VENTOSAL 2.5 mg/2.5 ml nebulizasyon için inhilasyon çözeltisi içeren tek dozluk 20 flakon Farmakolojik Özellikler
Bilim İlaç Sanayi ve Ticaret A.Ş.
[ 2 October 2015 ]
Bilim İlaç Sanayi ve Ticaret A.Ş.
[ 2 October 2015 ]
Farmakoterapötik grup: Selektif beta-adrenerjik reseptör agonistleri ATC kodu: R03AC02
Etki mekanizması:
Salbutamol, selektif betaadrenoseptör agonistidir. Terapötik dozlarda bronş düz kaslarındaki
betaadrenoseptörler üzerine etkilidir. Farmakodinamik etkiler:
Salbutamol, bir selektif betaadrenoseptör agonistidir. Terapötik dozlarda, reversibl havayolu obstrüksiyonunda hızlı etki ile (5 dakika içinde) birlikte kısa etkili (4 ila 6 saat) bronkodilasyon sağlayarak bronş kasındaki betaadrenoseptörler üzerine etki eder. Hızlı görülen etkisi ile özellikle astımda atakların yönetilmesi ve önlenmesi için uygundur.
Emilim
İnhale yoldan uygulamayı takiben dozun % 10-20'si alt havayollarına ulaşır. Geri kalanı ilaç uygulama sisteminde veya orofarinkste birikir ve buradan yutulur. Havayollarında biriken kısım pulmoner dokulara ve dolaşıma absorbe olur, fakat akciğerde metabolize olmaz.
Dağılım
Salbutamol plazma proteinlerine %10 oranında bağlanır.
Biyotransformasyon
Sistemik dolaşıma ulaştığında karaciğerde metabolize olur ve başlıca idrarla değişmemiş ilaç ve fenolik sülfat şeklinde atılır.

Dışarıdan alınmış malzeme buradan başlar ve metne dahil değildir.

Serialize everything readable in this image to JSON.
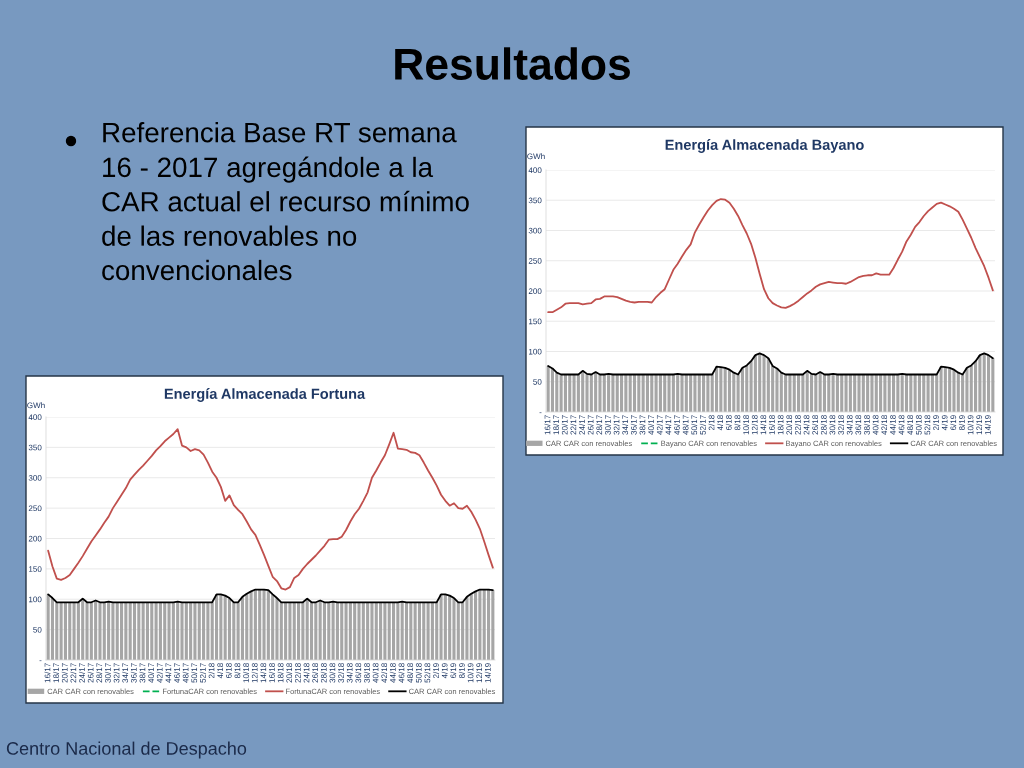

İnhale edilen dozun yutulan kısmı gastrointestinal kanaldan emilir ve önemli ölçüde ilk geçiş metabolizmasına uğrayarak fenolik sülfata dönüşür. Değişmemiş ilaç ve konjugatı başlıca idrar ile atılır.
Eliminasyon
Salbutamol, intravenöz olarak uygulandığında yarılanma ömrü 4-6 saattir ve kısmen böbrekler yolu ile ve kısmen de başlıca idrarla atılan inaktif 4'-O-sülfata (fenolik sülfat) metabolize olarak temizlenir. Feçes atılımda minör yoldur. İntravenöz, oral veya inhalasyon ile verilen salbutamolün büyük kısmı 72 saat içinde atılır.
Veri yoktur.
Diğer güçlü selektif betareseptör agonistleri gibi salbutamolün de subkütan yolla uygulandığında farelerde teratojenik olduğu gösterilmiştir. Reprodüktif bir çalışmada maksimum oral insan dozunun 4 katı olan 2,5 mg/kg dozunda verildiğinde fetüslerin %9,3'ünde yarık damak tespit edilmiştir. Sıçanlarda gebelik boyunca oral yolla yapılan 0,5, 2,32, 10,75 ve 50 mg/kg/gün'lük uygulama fetüste belirgin anormallik oluşturmamıştır. Tek toksik etki, en yüksek doz seviyelerinde görülen neonatal ölümlerdir, bu da annenin bakımındaki azalmadan kaynaklanır. Tavşanlar üzerinde yapılan reprodüktif çalışmada, maksimum oral insan dozunun
78 katı olan 50 mg/kg/gün uygulandığında fetüslerin %37'sinde kraniyal malformasyon
oluşmuştur.
Bir oral fertilite ve genel reprodüktif performans çalışmasında, sıçanlarda, 2 ve 50 mg/kg/gün dozlarında, 50 mg/kg/gün dozda doğum sonrasında 21. günde hayatta olan sütten kesilmiş hayvanların sayısındaki bir azalma hariç, fertilite, embriyofetal gelişim, yavru boyutu, doğum ağırlığı veya gelişim hızı üzerine bir yan etkisi bulunmamıştır.